Cuba demitirá 500 mil em 6 meses e permitirá empregos privados

Medida modifica radicalmente o emprego na ilha comunista e é uma das principais mudanças de rumo do governo em décadas

iG São Paulo |

Cuba demitirá pelo menos 500 mil funcionários estatais nos próximos seis meses e simultaneamente permitirá que mais empregos sejam criados com a abertura de empreendimentos privados, no momento em que país passa por uma de suas piores crises econômicas. A medida modifica radicalmente o emprego na ilha comunista e é uma das principais mudanças de rumo do governo em décadas.

AP
Mulher escreve enquanto aguarda clientes para vender produtos dentro de sua casa em Havana, Cuba (27/08/2010)
As dispensas começarão imediatamente e seguirão até o primeiro trimestre do próximo ano, de acordo com um anúncio feito nesta segunda-feira pela Confederação de Trabalhadores Cubanos (CTC) - o único sindicato trabalhista tolerado pelo governo cubano. A confederação tem 3 milhões de membros. Segundo a CTC, a medida é uma tentativa de elevar a produtividade e tornar sua economia mais eficiente.

"Dentro do processo de modernização do modelo econômico e das previsões da economia para o período de 2011-2015, está prevista a redução de mais de 500 mil trabalhadores do setor estatal", disse a CTC. "O calendário para a execução do plano foi traçado pelos organismos e empresas até o primeiro trimestre de 2011", acrescentou a central, em texto publicado pela imprensa local.

Para suavizar o golpe, o sindicato diz que o governo autorizará o aumento simultâneo em oportunidades de emprego no setor não-estatal, permitindo que mais cubanos se tornem autônomos, formem cooperativas dirigidas por empreendedores privados em vez de burocratas do governo e aumentem o controle privado de terras estatais e de infraestrutura por meio de arrendamentos de longo prazo.

O plano anunciado pela mídia estatal confirma que o presidente cubano, Raúl Castro, mantém sua promessa de cortar cerca de 1 milhão de empregos estatais - um quinto da força de trabalho oficial - mas em um cronograma mais curto do que o inicialmente antecipado.

"Nosso Estado não pode nem deveria continuar mantendo companhias, entidades produtivas e serviços com folhas de pagamento inchadas e perdas que prejudicam nossa economia e resultam em contraprodução, criam maus hábitos e distorcem a conduta dos trabalhadores", disse a CTC nos jornais.

Raúl anunciou em abril um plano que prevê a demissão de mais de 1 milhão de funcionários públicos, mas disse que elas ocorreriam nos próximos cinco anos. A medida faria parte de suas reformas moderadas para melhorar a produtividade do trabalho e elevar a qualidade dos serviços. Ao mesmo tempo, ele disse que o governo "concordou em ampliar o exercício dos empreendimentos autônomos e seu uso como outra alternativa para o emprego dos trabalhadores em excesso".

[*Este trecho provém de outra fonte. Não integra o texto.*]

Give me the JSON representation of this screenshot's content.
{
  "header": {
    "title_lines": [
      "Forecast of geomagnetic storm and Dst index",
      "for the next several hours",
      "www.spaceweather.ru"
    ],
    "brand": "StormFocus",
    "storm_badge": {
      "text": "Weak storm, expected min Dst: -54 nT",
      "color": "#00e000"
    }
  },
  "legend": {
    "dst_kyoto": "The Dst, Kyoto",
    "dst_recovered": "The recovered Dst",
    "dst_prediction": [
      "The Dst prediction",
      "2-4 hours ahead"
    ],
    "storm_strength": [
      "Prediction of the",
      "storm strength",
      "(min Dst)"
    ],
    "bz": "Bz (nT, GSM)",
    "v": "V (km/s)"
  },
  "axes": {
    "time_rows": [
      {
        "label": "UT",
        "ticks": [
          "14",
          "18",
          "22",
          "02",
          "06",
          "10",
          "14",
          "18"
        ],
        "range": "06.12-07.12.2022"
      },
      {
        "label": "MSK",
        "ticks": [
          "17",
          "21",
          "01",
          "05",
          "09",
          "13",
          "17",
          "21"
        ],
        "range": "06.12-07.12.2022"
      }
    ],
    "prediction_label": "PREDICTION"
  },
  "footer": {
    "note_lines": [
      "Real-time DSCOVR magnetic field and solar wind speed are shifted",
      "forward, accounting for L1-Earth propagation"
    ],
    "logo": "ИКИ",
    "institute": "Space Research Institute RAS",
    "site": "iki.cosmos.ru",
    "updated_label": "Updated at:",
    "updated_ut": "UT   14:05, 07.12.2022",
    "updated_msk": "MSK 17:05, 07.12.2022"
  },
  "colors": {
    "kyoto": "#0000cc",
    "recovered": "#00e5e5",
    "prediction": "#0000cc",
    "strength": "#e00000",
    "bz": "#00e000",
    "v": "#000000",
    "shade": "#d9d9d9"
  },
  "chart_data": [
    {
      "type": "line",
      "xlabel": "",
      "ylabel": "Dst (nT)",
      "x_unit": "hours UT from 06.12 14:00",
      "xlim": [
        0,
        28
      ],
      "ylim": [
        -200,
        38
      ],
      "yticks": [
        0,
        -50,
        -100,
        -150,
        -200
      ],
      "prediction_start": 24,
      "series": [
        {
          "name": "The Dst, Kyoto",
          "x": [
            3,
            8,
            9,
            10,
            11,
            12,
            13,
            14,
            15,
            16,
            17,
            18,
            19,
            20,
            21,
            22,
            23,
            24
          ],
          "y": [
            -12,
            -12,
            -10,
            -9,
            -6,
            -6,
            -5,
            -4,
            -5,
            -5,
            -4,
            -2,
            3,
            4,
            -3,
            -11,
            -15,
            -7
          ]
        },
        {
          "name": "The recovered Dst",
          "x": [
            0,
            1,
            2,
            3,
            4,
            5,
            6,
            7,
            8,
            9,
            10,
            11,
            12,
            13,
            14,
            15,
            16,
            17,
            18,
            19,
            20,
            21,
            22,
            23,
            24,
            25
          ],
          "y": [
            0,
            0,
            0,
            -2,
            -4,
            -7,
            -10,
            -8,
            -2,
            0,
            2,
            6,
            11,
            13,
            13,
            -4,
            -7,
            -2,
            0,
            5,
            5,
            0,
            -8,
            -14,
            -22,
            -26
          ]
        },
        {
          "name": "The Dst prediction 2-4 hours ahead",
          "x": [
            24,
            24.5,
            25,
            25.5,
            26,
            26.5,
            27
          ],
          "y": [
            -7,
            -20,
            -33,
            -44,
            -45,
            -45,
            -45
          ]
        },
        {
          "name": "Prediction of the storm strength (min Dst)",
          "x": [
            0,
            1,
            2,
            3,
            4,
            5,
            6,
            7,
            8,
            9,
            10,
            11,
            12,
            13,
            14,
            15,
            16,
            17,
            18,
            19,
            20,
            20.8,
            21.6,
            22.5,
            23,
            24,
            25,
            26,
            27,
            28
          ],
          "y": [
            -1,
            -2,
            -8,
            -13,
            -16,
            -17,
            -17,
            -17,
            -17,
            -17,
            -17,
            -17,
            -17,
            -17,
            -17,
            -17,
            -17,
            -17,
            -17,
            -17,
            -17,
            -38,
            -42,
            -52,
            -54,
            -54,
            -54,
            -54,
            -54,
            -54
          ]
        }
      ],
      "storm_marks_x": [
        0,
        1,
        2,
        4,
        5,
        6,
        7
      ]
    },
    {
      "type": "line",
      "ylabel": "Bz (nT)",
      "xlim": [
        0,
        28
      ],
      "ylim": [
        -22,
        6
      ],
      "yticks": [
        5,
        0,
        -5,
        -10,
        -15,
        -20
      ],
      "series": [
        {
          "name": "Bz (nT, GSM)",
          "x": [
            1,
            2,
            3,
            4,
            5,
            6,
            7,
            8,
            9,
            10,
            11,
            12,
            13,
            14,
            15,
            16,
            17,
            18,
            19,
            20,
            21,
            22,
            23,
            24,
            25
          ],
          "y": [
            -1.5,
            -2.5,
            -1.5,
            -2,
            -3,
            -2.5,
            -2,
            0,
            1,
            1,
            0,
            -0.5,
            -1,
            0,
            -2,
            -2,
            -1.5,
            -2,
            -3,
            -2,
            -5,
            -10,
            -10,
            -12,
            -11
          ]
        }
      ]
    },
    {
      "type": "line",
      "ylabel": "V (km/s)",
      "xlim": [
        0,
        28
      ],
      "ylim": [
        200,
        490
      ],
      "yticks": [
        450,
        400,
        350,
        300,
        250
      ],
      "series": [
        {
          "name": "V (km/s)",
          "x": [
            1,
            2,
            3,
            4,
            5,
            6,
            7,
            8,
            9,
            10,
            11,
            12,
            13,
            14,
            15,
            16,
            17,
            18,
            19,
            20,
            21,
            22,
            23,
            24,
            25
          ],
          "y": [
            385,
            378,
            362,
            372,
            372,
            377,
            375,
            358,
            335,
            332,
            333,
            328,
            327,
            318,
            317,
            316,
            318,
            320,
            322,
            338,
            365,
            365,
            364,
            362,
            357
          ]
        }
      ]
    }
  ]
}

O Estado é o maior empregador em Cuba, e a decisão de eliminar 20% de sua força de trabalho deixa muitos trabalhadores na incerteza em relação a seu futuro. O governo assegurou que ninguém ficará desamparado e ofereceu recolocar os funcionários excedentes em outros setores que historicamente são deficitários de mão de obra no país, como a agricultura, a construção, a educação e a polícia.

Segundo o texto da CTC, foram anunciadas várias medidas que abrangem desde eliminar o estudo como forma de emprego e a aposentadoria antecipada até a modificação dos salários dos trabalhadores excedentes.

Mesmo assim, para absorver os futuros desempregados, serão criadas outras alternativas de emprego, como "o arrendamento, o usufruto, as cooperativas e o trabalho por conta própria, para onde vão se deslocar centenas de milhares de trabalhadores nos próximos anos", segundo o documento.

Raúl, que substituiu seu irmão Fidel na presidência há mais de dois anos, vem se concentrando na economia como seu principal campo de batalha e vem empreendendo uma série de reformas, como dar mais autonomia aos agricultores para que possam aumentar a produção de alimentos no país.